A Kenyan High Court has placed Vodacom Group’s plans to increase its ownership in Safaricom to above 50% on hold, halting what would have been a significant shift in control of one of Africa’s most prominent telecoms.
The freeze puts a pause on the pan-African telecommunications company’s ambitions to hold a majority stake in Safaricom, which operates Kenya’s dominant mobile money platform, M-Pesa, and is widely regarded as critical national infrastructure.
Details on the specific legal grounds cited by the court, who filed the challenge, and whether the Communications Authority of Kenya had already reviewed or approved the deal were not immediately available from the source material. Those details remain key to understanding the full scope of the ruling and its implications for the transaction.
The case nonetheless draws attention to how Kenya’s regulatory framework handles foreign control of strategic telecom assets. Safaricom’s reach — spanning mobile voice, data, and financial services for millions of Kenyans — means any change in its ownership structure carries consequences well beyond a standard corporate transaction.
Vodacom Group, which is majority-owned by the UK’s Vodafone, already holds a stake in Safaricom.

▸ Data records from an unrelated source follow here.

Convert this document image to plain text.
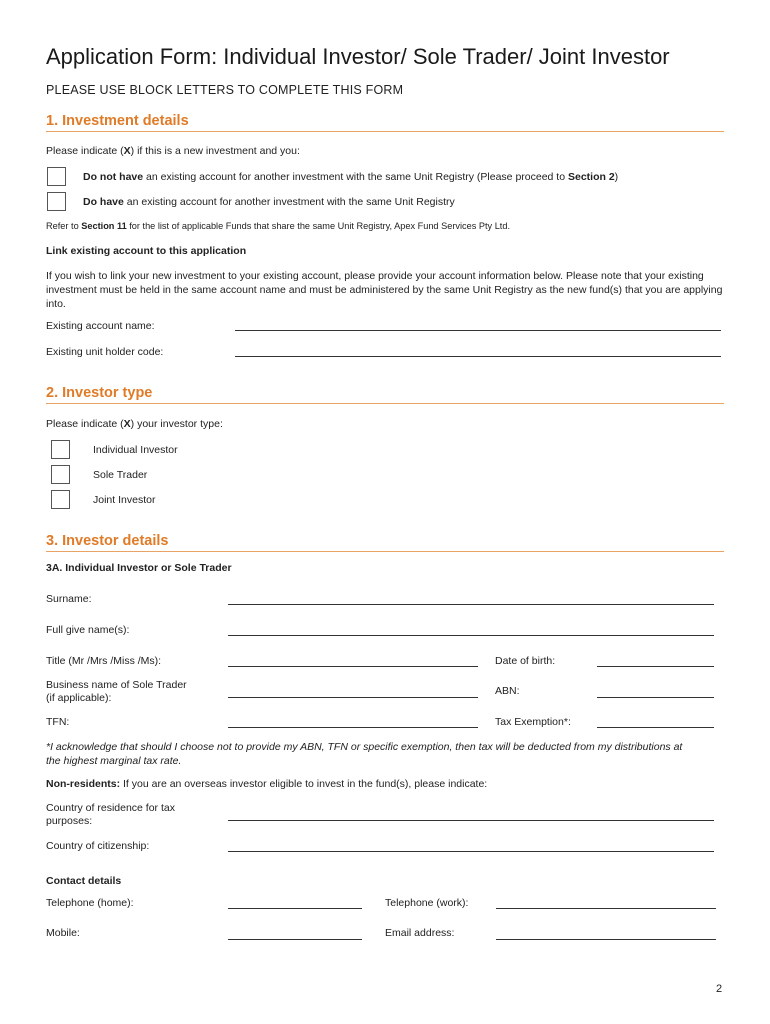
Application Form: Individual Investor/ Sole Trader/ Joint Investor
PLEASE USE BLOCK LETTERS TO COMPLETE THIS FORM
1. Investment details
Please indicate (X) if this is a new investment and you:
Do not have an existing account for another investment with the same Unit Registry (Please proceed to Section 2)
Do have an existing account for another investment with the same Unit Registry
Refer to Section 11 for the list of applicable Funds that share the same Unit Registry, Apex Fund Services Pty Ltd.
Link existing account to this application
If you wish to link your new investment to your existing account, please provide your account information below. Please note that your existing investment must be held in the same account name and must be administered by the same Unit Registry as the new fund(s) that you are applying into.
Existing account name:
Existing unit holder code:
2. Investor type
Please indicate (X) your investor type:
Individual Investor
Sole Trader
Joint Investor
3. Investor details
3A. Individual Investor or Sole Trader
Surname:
Full give name(s):
Title (Mr /Mrs /Miss /Ms):	Date of birth:
Business name of Sole Trader
(if applicable):
ABN:
TFN:	Tax Exemption*:
*I acknowledge that should I choose not to provide my ABN, TFN or specific exemption, then tax will be deducted from my distributions at the highest marginal tax rate.
Non-residents: If you are an overseas investor eligible to invest in the fund(s), please indicate:
Country of residence for tax
purposes:
Country of citizenship:
Contact details
Telephone (home):	Telephone (work):
Mobile:	Email address:
2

A move to cross the 50% threshold would hand it operational control, a prospect that appears to have attracted legal scrutiny.

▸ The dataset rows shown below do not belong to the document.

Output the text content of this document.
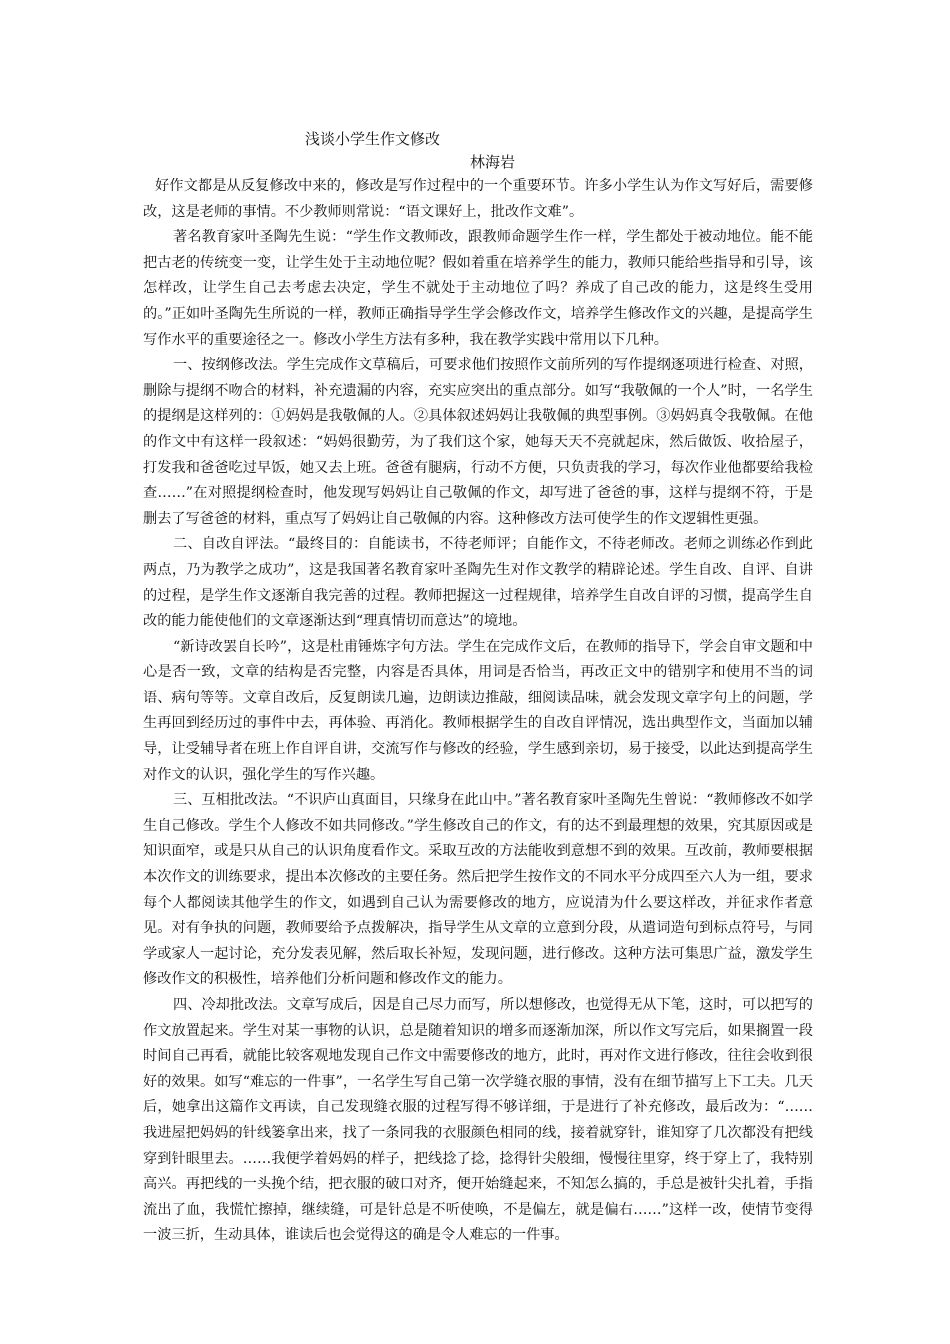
浅谈小学生作文修改
林海岩

好作文都是从反复修改中来的，修改是写作过程中的一个重要环节。许多小学生认为作文写好后，需要修改，这是老师的事情。不少教师则常说：“语文课好上，批改作文难”。

著名教育家叶圣陶先生说：“学生作文教师改，跟教师命题学生作一样，学生都处于被动地位。能不能把古老的传统变一变，让学生处于主动地位呢？假如着重在培养学生的能力，教师只能给些指导和引导，该怎样改，让学生自己去考虑去决定，学生不就处于主动地位了吗？养成了自己改的能力，这是终生受用的。”正如叶圣陶先生所说的一样，教师正确指导学生学会修改作文，培养学生修改作文的兴趣，是提高学生写作水平的重要途径之一。修改小学生方法有多种，我在教学实践中常用以下几种。

一、按纲修改法。学生完成作文草稿后，可要求他们按照作文前所列的写作提纲逐项进行检查、对照，删除与提纲不吻合的材料，补充遗漏的内容，充实应突出的重点部分。如写“我敬佩的一个人”时，一名学生的提纲是这样列的：①妈妈是我敬佩的人。②具体叙述妈妈让我敬佩的典型事例。③妈妈真令我敬佩。在他的作文中有这样一段叙述：“妈妈很勤劳，为了我们这个家，她每天天不亮就起床，然后做饭、收拾屋子，打发我和爸爸吃过早饭，她又去上班。爸爸有腿病，行动不方便，只负责我的学习，每次作业他都要给我检查……”在对照提纲检查时，他发现写妈妈让自己敬佩的作文，却写进了爸爸的事，这样与提纲不符，于是删去了写爸爸的材料，重点写了妈妈让自己敬佩的内容。这种修改方法可使学生的作文逻辑性更强。

二、自改自评法。“最终目的：自能读书，不待老师评；自能作文，不待老师改。老师之训练必作到此两点，乃为教学之成功”，这是我国著名教育家叶圣陶先生对作文教学的精辟论述。学生自改、自评、自讲的过程，是学生作文逐渐自我完善的过程。教师把握这一过程规律，培养学生自改自评的习惯，提高学生自改的能力能使他们的文章逐渐达到“理真情切而意达”的境地。

“新诗改罢自长吟”，这是杜甫锤炼字句方法。学生在完成作文后，在教师的指导下，学会自审文题和中心是否一致，文章的结构是否完整，内容是否具体，用词是否恰当，再改正文中的错别字和使用不当的词语、病句等等。文章自改后，反复朗读几遍，边朗读边推敲，细阅读品味，就会发现文章字句上的问题，学生再回到经历过的事件中去，再体验、再消化。教师根据学生的自改自评情况，选出典型作文，当面加以辅导，让受辅导者在班上作自评自讲，交流写作与修改的经验，学生感到亲切，易于接受，以此达到提高学生对作文的认识，强化学生的写作兴趣。

三、互相批改法。“不识庐山真面目，只缘身在此山中。”著名教育家叶圣陶先生曾说：“教师修改不如学生自己修改。学生个人修改不如共同修改。”学生修改自己的作文，有的达不到最理想的效果，究其原因或是知识面窄，或是只从自己的认识角度看作文。采取互改的方法能收到意想不到的效果。互改前，教师要根据本次作文的训练要求，提出本次修改的主要任务。然后把学生按作文的不同水平分成四至六人为一组，要求每个人都阅读其他学生的作文，如遇到自己认为需要修改的地方，应说清为什么要这样改，并征求作者意见。对有争执的问题，教师要给予点拨解决，指导学生从文章的立意到分段，从遣词造句到标点符号，与同学或家人一起讨论，充分发表见解，然后取长补短，发现问题，进行修改。这种方法可集思广益，激发学生修改作文的积极性，培养他们分析问题和修改作文的能力。

四、冷却批改法。文章写成后，因是自己尽力而写，所以想修改，也觉得无从下笔，这时，可以把写的作文放置起来。学生对某一事物的认识，总是随着知识的增多而逐渐加深，所以作文写完后，如果搁置一段时间自己再看，就能比较客观地发现自己作文中需要修改的地方，此时，再对作文进行修改，往往会收到很好的效果。如写“难忘的一件事”，一名学生写自己第一次学缝衣服的事情，没有在细节描写上下工夫。几天后，她拿出这篇作文再读，自己发现缝衣服的过程写得不够详细，于是进行了补充修改，最后改为：“……我进屋把妈妈的针线篓拿出来，找了一条同我的衣服颜色相同的线，接着就穿针，谁知穿了几次都没有把线穿到针眼里去。……我便学着妈妈的样子，把线捻了捻，捻得针尖般细，慢慢往里穿，终于穿上了，我特别高兴。再把线的一头挽个结，把衣服的破口对齐，便开始缝起来，不知怎么搞的，手总是被针尖扎着，手指流出了血，我慌忙擦掉，继续缝，可是针总是不听使唤，不是偏左，就是偏右……”这样一改，使情节变得一波三折，生动具体，谁读后也会觉得这的确是令人难忘的一件事。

The outcome of this case could set a precedent for how Kenya — and potentially other African markets — approaches foreign majority ownership of telecoms that double as financial infrastructure. Regulators across the continent have grown increasingly attentive to the national security and consumer protection dimensions of such deals.
Further clarity on the court’s reasoning, the regulator’s position, and the timeline for any hearing is expected as the case develops.